Objective: To identify predictors of disease severity and death in pts with H1N1. To identify the clinical and demographic characteristics associated with lack of fever in pts hospitalized with H1N1.
Methods: A retrospective review of pts hospitalized with laboratory confirmed H1N1 from June to November 2009 was conducted to identify the predictors of the disease severity [requiring intensive care unit (ICU) stay] and death. Characteristics of pts who presented with fever, those who required ICU stay and those who died were compared to those of pts who did not have fever, did not require ICU and were survivors respectively. The differences between the 2 groups of pts in each of these categories were tested using 2 sample t-test for continuous variables and Chi-square test for categorical variables. Gender, race, functional status, age, body mass index (BMI), abnormal chest radiograph (CXR), chronic lung disease, immunosuppression, cardiovascular disease, diabetes mellitus (DM), end stage renal disease, pregnancy, home prednisone use, length of stay (LOS), ICU admission and death were evaluated for these pts.

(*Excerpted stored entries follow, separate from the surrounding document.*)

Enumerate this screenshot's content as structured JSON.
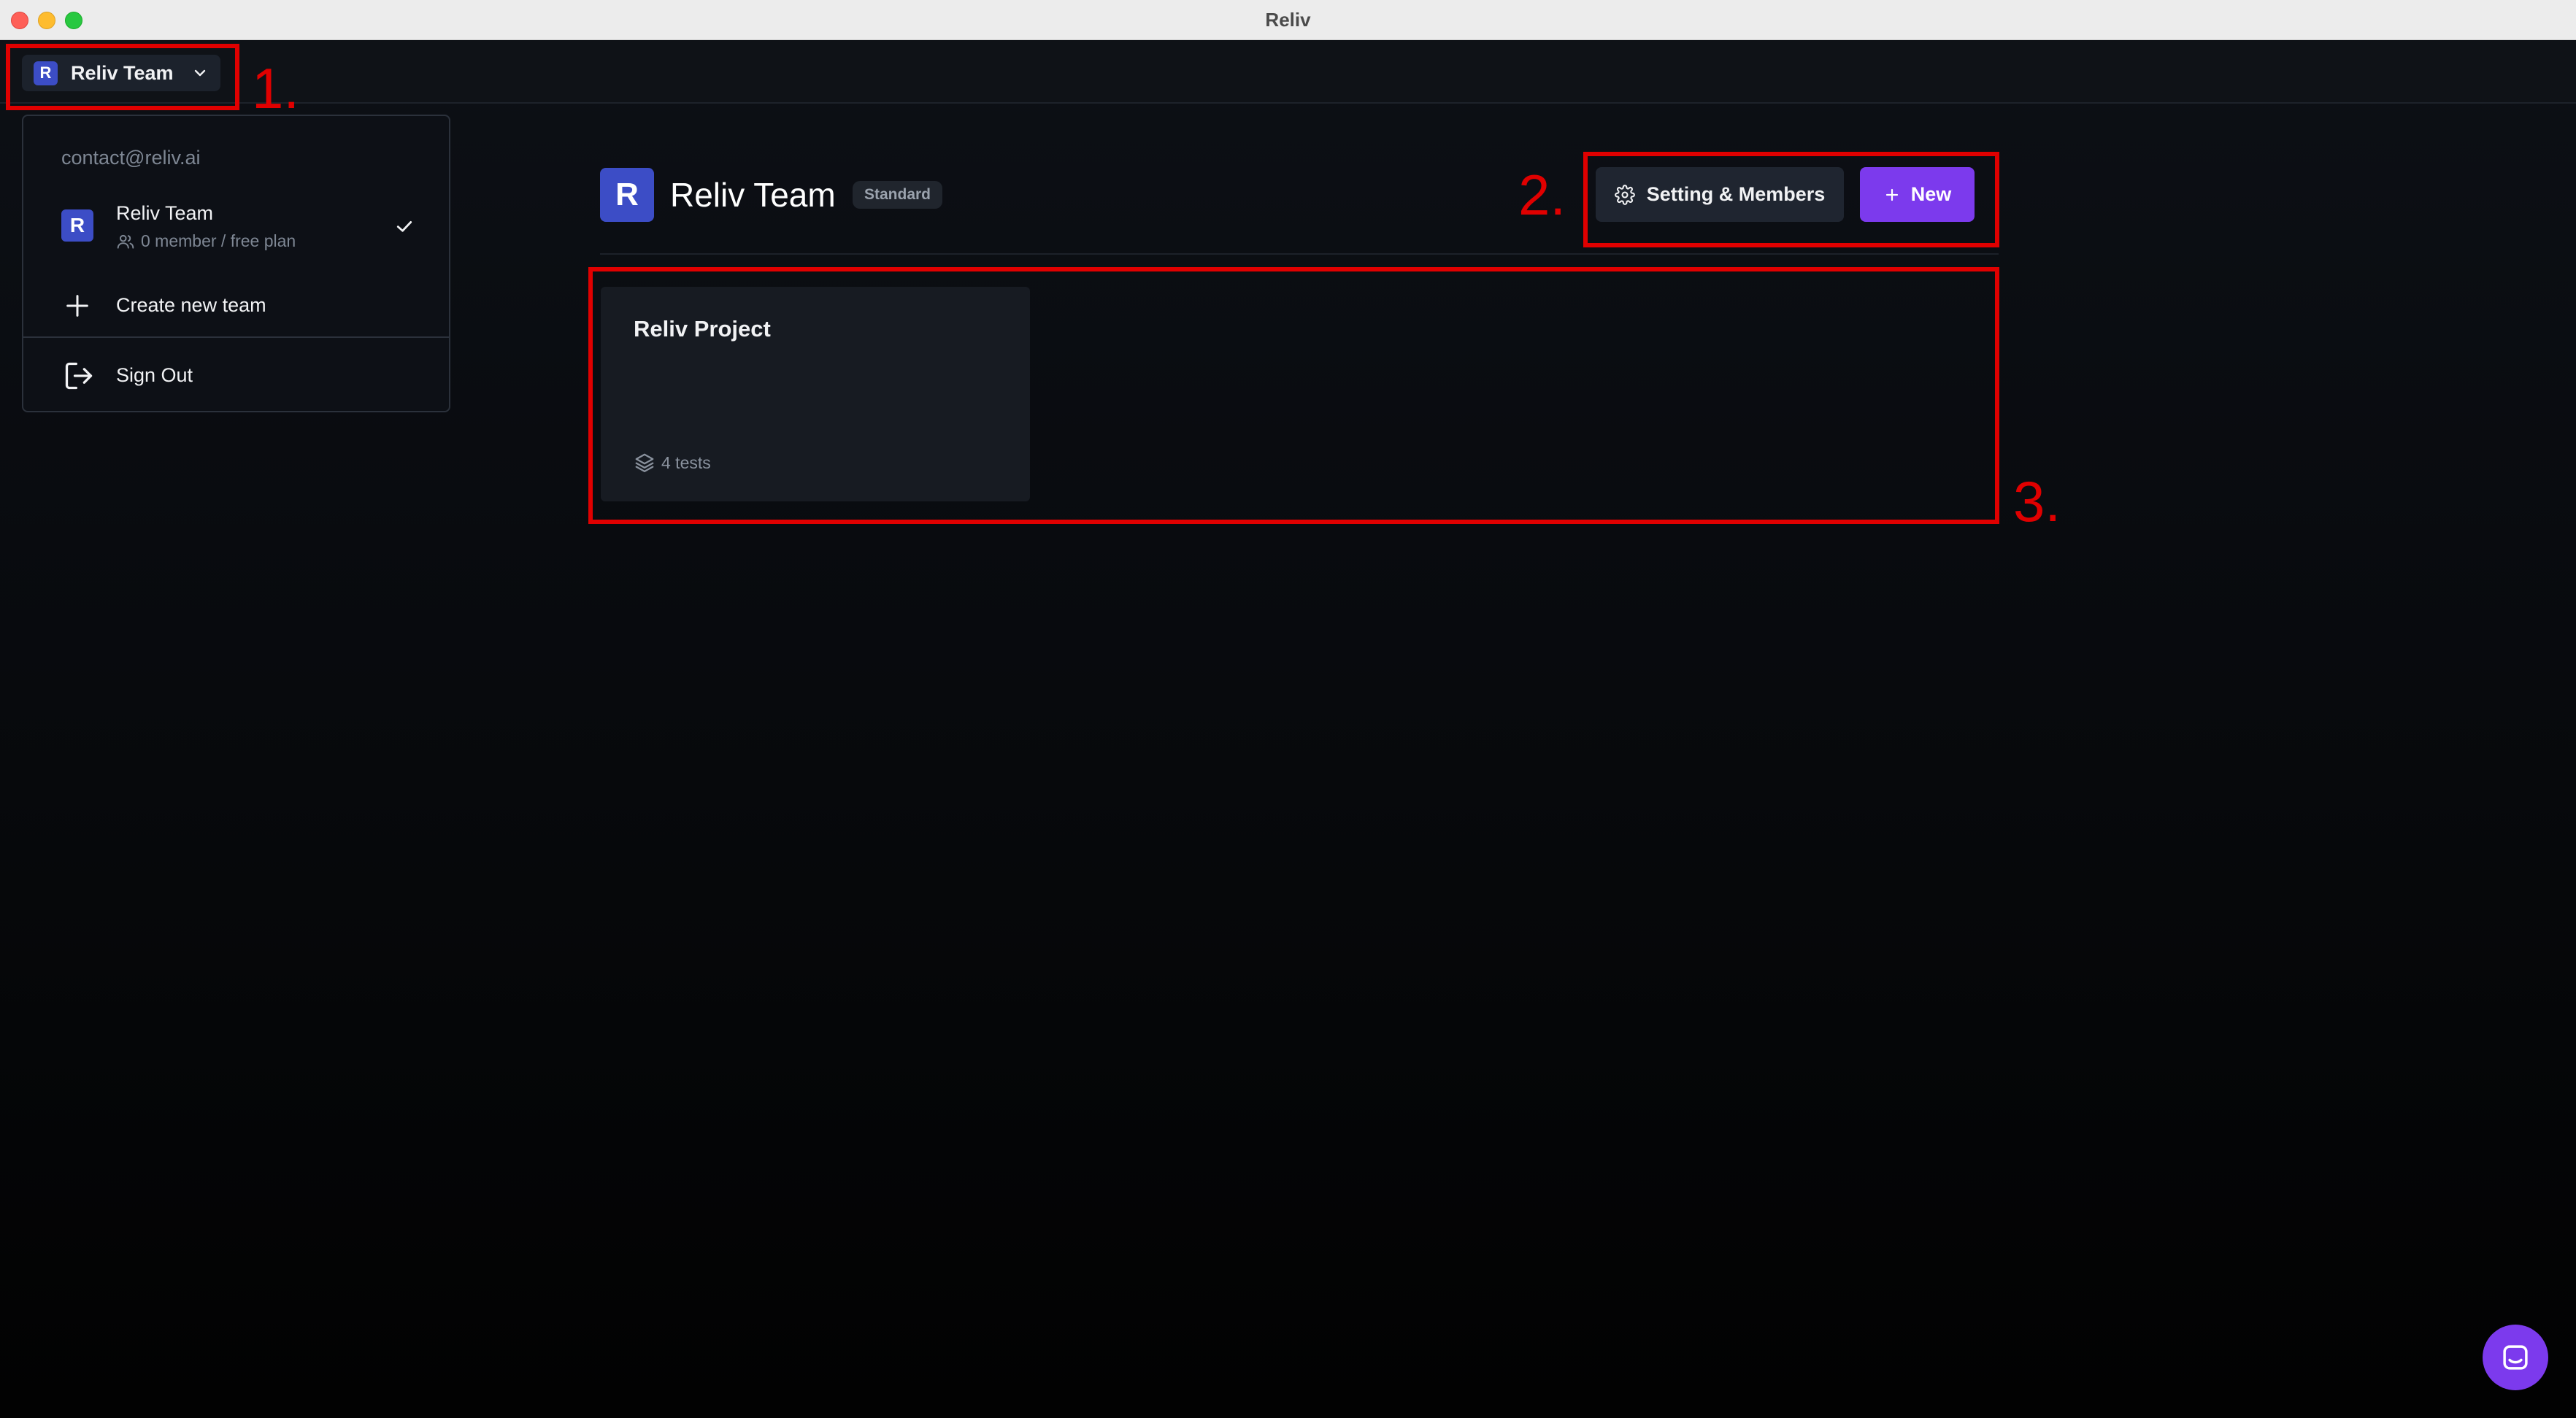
{
  "window": {
    "title": "Reliv"
  },
  "topbar": {
    "team_switcher": {
      "avatar_letter": "R",
      "label": "Reliv Team",
      "icon": "chevron-down-icon"
    }
  },
  "dropdown": {
    "email": "contact@reliv.ai",
    "team": {
      "avatar_letter": "R",
      "name": "Reliv Team",
      "subtitle": "0 member / free plan",
      "selected_icon": "checkmark-icon"
    },
    "create_label": "Create new team",
    "signout_label": "Sign Out"
  },
  "header": {
    "avatar_letter": "R",
    "title": "Reliv Team",
    "plan_badge": "Standard",
    "settings_label": "Setting & Members",
    "new_label": "New"
  },
  "projects": [
    {
      "title": "Reliv Project",
      "tests": "4 tests"
    }
  ],
  "annotations": {
    "labels": [
      "1.",
      "2.",
      "3."
    ],
    "color": "#e00000"
  },
  "colors": {
    "accent": "#7c3aed",
    "avatar": "#3c4dc6",
    "background": "#0d1016"
  }
}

Results: A total of 151 H1N1 pts were hospitalized during the study period. Women comprised 81/151 (53.8%) pts and 11 were pregnant. African Americans (AA) comprised 36% and Caucasians were 59%. Median age was 46; BMI ranged from 18 to 75; median 29.35; 53% (81/151 95% CI 45.4% to 61.8%) pts presented with fever. There was no significant difference between pts who presented with and without fever except for DM. Pts with DM tended to present without fever (66/81 vs 46/70; p<0.05). Forty one pts required ICU stay (30.5%, 95% CI 23.2- 38.5%). Pts who required ICU stay were older than those without an ICU stay (48.7 vs 42.1, p=0.03) and had abnormal CXR more often than those not requiring ICU (29/105 vs. 34/46, p<0.001). ICU pts had longer LOS (19.6 vs 6.1 day, p=<0.001). There was no association between fever and ICU admission. Twelve pts expired; overall mortality was 7.9% (95% CI 4.17% to 13.5%). Ten of twelve expired were men (p- <0.001); 8/10 men who expired were Caucasian (p <0.001). Expired pts were older (52.6 vs 43.3 p =0.039) and had longer LOS than survivors (21.2 days vs 9.4 days, p=.018). No deaths occurred in AAs or pregnant women. There was no significant difference in BMI in the tested categories.
Conclusions: Afebrile presentations of patients should not preclude aggressive management since 53% H1N1 pts presented without fever. Interestingly, pregnancy, AA race and obesity were not associated with increased disease severity or death. Older age, abnormal CXR at presentation, Caucasian race and male gender have surfaced as predictors of disease severity and death. H1N1 pts with these predictors should be aggressively treated.